This archive report was first published on 17 July 2019.
Kenya's Sugar Industry on Brink of Collapse ¶
Published on July 17, 2019
Kenya's sugar industry has many natural advantages, but policy and public mismanagement have undermined its productivity, leading to a slump. When import protection ends, the industry will be undercut by cheaper imported sugar, resulting in huge costs to Kenya.
Approximately 250,000 farmers grow sugar cane, and up to six million Kenyans depend on Kenyan sugar for their livelihood. Locally produced sugar saves the country between Ksh 40 billion and Ksh 55 billion annually in import costs, which is crucial as the trade deficit continues to grow and put downward pressure on the value of the shilling.
However, the government's proposed new regulations appear unjustified and inexplicable, especially considering that COMESA has warned against further extensions in protecting domestic sugar production from imports.
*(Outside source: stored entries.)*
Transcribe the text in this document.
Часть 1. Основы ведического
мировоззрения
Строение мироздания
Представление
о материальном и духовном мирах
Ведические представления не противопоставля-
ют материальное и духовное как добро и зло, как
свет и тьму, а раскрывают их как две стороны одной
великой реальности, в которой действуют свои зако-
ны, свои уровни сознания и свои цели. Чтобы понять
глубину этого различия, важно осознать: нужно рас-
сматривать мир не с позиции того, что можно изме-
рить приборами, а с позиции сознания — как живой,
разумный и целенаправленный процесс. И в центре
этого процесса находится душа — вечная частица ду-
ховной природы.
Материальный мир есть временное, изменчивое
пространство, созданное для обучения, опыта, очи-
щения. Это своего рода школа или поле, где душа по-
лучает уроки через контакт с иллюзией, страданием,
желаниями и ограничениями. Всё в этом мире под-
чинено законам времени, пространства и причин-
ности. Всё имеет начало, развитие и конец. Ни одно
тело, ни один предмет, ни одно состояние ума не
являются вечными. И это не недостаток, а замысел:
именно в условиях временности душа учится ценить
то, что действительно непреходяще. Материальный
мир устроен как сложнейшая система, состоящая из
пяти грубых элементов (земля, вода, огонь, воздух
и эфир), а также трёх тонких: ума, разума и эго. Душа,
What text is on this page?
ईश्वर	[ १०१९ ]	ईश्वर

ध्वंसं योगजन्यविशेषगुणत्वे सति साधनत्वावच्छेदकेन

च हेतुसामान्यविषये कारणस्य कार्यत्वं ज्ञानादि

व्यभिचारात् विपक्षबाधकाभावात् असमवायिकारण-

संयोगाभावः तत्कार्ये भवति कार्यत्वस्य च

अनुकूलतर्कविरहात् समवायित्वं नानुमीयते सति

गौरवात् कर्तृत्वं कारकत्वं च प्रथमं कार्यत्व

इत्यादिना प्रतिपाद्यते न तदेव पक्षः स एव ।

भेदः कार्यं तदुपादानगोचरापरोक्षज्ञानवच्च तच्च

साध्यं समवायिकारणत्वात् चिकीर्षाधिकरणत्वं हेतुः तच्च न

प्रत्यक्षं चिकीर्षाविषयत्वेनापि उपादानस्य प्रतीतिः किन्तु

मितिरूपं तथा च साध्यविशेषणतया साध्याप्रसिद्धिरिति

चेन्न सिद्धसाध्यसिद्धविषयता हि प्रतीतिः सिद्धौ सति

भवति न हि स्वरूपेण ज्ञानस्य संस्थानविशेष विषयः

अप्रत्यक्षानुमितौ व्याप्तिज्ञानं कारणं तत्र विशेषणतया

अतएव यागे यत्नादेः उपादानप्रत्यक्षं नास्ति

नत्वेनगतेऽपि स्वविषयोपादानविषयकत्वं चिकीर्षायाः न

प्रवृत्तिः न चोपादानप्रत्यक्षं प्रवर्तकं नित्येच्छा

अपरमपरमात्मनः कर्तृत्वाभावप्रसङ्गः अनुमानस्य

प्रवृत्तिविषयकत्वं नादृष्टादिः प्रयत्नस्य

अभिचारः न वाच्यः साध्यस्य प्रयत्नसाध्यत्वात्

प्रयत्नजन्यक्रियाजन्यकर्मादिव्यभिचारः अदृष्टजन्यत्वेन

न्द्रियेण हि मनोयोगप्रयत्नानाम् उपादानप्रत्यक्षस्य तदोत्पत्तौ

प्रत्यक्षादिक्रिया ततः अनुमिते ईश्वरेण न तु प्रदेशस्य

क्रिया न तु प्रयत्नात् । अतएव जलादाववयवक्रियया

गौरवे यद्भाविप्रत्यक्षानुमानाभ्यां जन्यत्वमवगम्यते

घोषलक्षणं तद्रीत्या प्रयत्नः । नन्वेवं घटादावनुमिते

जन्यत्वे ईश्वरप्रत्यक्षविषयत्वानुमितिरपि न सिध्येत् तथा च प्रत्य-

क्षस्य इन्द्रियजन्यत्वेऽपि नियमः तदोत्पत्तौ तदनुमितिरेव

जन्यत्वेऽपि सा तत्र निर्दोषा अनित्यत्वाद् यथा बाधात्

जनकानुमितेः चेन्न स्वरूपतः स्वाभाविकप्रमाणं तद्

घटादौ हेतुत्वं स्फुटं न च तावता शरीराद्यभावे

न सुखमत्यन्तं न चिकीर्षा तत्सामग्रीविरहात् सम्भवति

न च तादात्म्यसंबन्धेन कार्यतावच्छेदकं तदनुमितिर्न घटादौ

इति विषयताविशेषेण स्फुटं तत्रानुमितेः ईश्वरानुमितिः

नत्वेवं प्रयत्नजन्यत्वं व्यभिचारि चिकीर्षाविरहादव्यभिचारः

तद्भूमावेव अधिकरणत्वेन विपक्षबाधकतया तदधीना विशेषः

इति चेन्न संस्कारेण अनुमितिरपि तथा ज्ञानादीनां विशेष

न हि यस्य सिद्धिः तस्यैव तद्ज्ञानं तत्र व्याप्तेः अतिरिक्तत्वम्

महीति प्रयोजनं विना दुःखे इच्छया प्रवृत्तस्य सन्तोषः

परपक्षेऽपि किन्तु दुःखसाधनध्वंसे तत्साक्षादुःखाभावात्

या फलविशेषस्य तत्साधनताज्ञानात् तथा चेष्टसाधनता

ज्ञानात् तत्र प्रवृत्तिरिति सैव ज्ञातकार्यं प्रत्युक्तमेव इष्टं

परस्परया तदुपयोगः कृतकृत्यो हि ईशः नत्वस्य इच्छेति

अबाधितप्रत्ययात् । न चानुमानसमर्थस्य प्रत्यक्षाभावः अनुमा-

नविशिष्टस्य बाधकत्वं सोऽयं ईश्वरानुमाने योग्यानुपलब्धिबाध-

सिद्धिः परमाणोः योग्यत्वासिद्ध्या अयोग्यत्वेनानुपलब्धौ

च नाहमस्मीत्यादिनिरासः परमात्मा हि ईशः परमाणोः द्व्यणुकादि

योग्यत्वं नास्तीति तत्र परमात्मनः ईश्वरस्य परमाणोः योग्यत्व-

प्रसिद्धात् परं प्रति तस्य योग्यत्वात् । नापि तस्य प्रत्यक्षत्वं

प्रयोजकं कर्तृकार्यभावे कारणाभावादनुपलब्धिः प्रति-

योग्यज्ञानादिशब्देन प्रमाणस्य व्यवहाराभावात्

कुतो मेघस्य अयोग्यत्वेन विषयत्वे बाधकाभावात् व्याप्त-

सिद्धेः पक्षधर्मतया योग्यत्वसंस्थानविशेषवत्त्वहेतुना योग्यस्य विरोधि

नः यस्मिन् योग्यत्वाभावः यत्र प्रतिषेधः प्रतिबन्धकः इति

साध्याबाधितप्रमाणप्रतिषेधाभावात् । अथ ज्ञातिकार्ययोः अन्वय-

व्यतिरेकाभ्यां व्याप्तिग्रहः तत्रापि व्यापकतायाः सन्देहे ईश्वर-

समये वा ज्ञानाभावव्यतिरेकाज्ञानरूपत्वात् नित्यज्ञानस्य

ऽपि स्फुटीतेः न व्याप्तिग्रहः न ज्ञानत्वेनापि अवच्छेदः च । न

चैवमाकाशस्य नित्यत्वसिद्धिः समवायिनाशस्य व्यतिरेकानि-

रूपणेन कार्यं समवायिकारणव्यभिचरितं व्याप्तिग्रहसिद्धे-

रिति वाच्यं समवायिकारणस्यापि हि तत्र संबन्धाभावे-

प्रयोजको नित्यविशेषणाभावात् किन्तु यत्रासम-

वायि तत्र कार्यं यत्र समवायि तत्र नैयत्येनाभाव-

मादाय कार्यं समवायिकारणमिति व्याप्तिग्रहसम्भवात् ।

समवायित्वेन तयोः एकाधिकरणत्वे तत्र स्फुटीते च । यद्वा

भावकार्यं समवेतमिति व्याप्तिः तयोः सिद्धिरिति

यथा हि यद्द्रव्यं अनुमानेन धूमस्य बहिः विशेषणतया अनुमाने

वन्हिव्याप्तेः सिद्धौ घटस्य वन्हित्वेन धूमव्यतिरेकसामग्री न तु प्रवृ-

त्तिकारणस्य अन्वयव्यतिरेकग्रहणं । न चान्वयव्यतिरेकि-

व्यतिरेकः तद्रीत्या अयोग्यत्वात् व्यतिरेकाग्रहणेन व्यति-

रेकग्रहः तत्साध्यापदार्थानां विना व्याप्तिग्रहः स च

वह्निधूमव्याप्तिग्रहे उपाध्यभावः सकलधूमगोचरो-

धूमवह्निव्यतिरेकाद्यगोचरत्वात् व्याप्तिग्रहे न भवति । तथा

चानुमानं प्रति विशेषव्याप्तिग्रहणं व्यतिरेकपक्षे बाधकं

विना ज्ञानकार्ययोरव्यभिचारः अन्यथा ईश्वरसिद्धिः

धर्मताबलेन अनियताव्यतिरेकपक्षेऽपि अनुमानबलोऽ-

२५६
Kenyan sugar production costs $870 per tonne, compared to $350 per tonne in Malawi and $400 per tonne in Egypt.
The proposed new controls comprise an old-fashioned model of state intervention that will further load costs and prevent key corrections to reduce Kenyan production costs. The starting point for Kenya's excessive costs is seeds, as farmers still use old-fashioned, low-yield seeds, resulting in lower sugar production per hectare compared to competitors.
A clear jumpstart would have come from regulations encouraging entrepreneurs to produce high-yield seeds developed by the Kenya Sugar Research Foundation (KESREF) and already released for commercial production. Delivering on the Crops Act's commitment to extension services to get farmers to switch to better seeds would have lifted yields by up to 100%.
Instead, the regulations put sugar cane seed production under the control of the Sugar Directorate, taking it away from the Kenya Plant Health Inspectorate Service (KEPHIS) that handles all of the country's seed licensing. This will be costly and time-consuming, and only replace what KEPHIS already does.
The next 'dead hand' on Kenyan sugar production is the mismanagement and inefficiency of our mills. We produce around 5.3m tonnes of sugar cane a year, and have 16 sugar mills, while Egypt produces only half as much sugar cane at 2.8m tonnes, and has just 14 mills. Yet Egypt produces nearly five times the sugar that we do.
The regulations introduce zoning, which means every farmer growing sugar cane is assigned just one mill they can sell to. This has been proven to deter farmers and prevent key corrections to reduce Kenyan production costs. In Australia, the introduction of zoning damaged a once thriving industry, delivering a constant average fall in sugar cane production of 2.6 per cent a year.
The new regulations also introduce extraordinary new rules around mill investments, such that investors must put in place high-powered management teams up to two years before getting licenses or going into operation, and must build sugar mills first, before finding out if they can be licensed. No investor will take such a risk, investing millions on the hope of a possible subsequent license to operate.
Perhaps not surprisingly, the new regulations are also not legal. In addition to breaching the Constitution and multiple other laws, they never underwent an impact assessment, which is required as a matter of law in creating new regulations that affect large populations.